The sketchbooks preserved in the graphic arts department of the Louvre Museum attest to the research on the motif of this light enthusiast: multiple annotations of colors punctuate the strokes drawn with graphite. Ménard then willingly worked in pastel before composing his painting in the studio - each project often gave rise to several variants.
Our Bathers on the Beach are the fruit of this long maturation process, nourished by the artist's travels through Italy, Greece, Morocco and Egypt. In 1921, Menard was at the peak of his art. He had been living for ten years in Varengeville, a village on the Normandy coast that had already attracted Turner, Whistler, Corot and Renoir. Here he depicts two women bathing - one of his favorite subjects - in a sandy cove surrounded by cliffs illuminated by the light of dusk. Elegant and graceful in their sensuality tinged with restraint, these figures combine the embodiment of harmoniously modeled bodies and the ideal line of Greek vestals. They blend harmoniously into this timeless landscape, constructing a contemplative image, devoid of any moral or historical connotation. Menard prepared his oils with a petrol grisaille, thin and sometimes matt. The support, frequently left exposed, serves here as a surface tone, reinforcing the dominant ochre and gold. The artist likes to paint the changes of light. The pink and orange harmony of dusk sublimates the shape of the flesh. The beach in the foreground is treated with a lively, almost hasty brushwork, which seems to be a counterpart to the subtle work of the water and the cloudy sky so characteristic of the painter's style.

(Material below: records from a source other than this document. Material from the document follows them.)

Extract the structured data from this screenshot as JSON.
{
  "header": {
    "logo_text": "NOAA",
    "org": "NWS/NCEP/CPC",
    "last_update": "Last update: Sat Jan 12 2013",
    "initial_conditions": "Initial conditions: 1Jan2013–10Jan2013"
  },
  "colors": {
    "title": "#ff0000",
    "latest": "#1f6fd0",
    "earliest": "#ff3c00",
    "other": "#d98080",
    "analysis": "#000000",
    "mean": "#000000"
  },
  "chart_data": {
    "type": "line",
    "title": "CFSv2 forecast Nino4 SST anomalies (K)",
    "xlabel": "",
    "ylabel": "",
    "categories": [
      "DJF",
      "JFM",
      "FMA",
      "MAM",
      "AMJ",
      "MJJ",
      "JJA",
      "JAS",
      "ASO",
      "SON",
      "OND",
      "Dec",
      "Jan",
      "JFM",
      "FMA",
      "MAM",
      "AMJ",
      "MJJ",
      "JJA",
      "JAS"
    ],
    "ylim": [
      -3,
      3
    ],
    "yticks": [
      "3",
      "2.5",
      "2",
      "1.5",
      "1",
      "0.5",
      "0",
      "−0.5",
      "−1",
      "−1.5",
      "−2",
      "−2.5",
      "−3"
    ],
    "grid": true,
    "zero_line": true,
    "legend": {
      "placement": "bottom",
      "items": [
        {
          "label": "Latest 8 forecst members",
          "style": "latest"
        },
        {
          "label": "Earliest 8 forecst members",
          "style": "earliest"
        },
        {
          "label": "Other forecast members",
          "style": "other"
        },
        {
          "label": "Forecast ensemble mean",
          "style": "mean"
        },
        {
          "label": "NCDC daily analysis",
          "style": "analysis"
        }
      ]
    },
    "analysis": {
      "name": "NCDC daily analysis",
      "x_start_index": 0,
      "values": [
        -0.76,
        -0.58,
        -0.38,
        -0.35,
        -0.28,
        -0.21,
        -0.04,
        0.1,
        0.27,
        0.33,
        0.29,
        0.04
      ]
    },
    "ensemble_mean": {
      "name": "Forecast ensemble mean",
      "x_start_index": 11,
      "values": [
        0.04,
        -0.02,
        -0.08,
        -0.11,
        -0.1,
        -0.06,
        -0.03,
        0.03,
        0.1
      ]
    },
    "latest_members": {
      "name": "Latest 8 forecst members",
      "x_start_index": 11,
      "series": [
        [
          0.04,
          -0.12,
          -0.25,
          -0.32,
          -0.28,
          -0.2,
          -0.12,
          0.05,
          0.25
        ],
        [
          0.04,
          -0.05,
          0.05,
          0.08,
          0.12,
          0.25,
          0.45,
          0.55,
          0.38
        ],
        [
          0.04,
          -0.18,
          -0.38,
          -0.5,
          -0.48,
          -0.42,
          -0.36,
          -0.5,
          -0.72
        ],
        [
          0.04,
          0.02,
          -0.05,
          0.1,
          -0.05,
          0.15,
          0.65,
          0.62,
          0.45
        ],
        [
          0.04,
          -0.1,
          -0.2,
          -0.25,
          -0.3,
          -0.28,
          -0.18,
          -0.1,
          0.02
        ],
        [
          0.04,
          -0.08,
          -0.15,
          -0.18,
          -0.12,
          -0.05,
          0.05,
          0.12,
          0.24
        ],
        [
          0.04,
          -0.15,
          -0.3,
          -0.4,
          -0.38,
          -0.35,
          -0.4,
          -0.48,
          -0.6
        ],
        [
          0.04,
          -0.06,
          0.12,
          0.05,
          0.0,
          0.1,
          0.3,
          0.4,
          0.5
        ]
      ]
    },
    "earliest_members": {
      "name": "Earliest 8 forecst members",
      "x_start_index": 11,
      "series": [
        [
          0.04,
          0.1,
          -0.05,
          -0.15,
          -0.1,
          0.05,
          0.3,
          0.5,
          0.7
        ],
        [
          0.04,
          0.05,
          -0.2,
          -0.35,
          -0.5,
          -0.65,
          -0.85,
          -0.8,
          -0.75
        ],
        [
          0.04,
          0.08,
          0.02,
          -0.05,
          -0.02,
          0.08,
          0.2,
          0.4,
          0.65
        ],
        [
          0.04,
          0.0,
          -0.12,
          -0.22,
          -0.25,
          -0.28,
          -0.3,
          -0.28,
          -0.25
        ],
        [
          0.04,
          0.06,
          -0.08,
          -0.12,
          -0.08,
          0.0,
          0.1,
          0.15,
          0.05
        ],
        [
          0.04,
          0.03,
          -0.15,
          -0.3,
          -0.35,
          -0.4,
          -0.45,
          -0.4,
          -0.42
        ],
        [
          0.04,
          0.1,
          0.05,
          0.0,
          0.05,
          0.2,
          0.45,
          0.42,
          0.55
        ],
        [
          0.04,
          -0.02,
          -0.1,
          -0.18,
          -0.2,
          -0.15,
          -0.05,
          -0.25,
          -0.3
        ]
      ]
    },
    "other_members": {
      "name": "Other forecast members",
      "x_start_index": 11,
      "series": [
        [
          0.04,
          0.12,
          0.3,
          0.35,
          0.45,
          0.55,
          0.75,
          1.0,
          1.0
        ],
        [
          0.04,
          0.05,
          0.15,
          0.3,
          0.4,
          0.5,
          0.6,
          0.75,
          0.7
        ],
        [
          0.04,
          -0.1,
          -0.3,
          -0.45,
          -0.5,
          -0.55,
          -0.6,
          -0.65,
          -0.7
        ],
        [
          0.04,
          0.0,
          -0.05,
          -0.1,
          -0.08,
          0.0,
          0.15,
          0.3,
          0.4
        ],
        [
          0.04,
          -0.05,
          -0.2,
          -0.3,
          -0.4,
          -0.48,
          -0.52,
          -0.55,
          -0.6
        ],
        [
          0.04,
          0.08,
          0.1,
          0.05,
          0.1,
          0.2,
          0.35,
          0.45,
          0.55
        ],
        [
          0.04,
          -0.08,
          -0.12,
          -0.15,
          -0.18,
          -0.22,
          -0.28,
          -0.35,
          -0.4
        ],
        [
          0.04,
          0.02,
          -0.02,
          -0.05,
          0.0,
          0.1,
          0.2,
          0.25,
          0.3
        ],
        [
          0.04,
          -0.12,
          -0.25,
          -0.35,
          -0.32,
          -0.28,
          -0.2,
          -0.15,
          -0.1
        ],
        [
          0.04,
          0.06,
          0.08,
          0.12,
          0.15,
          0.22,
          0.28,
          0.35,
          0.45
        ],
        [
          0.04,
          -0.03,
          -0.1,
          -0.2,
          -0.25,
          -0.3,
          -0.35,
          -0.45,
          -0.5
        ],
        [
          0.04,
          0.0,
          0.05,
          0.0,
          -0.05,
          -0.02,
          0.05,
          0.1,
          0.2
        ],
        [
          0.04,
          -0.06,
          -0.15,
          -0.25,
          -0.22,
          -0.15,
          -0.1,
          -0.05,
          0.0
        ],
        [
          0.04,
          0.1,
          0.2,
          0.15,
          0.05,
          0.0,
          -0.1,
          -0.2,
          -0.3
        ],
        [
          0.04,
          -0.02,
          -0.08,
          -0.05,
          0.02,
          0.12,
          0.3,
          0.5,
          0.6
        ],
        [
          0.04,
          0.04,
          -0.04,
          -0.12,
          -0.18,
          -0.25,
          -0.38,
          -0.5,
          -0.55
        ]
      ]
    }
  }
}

According to his habit, Menard reworked this composition several times. The closest version, an oil on cardboard, is probably preparatory to our painting (Millon sale, June 19th 2006, n°357). We also find in the Musée de l'Oise (MUDO) and in the Musée de Pau, bathers in daytime atmospheres and more southern landscapes.
Our painting was presented at the Salon des Beaux-arts of 1921, under the number 799, then later in Brussels, where Ménard exhibited several times after being elected to the Académie des Beaux-arts in 1925.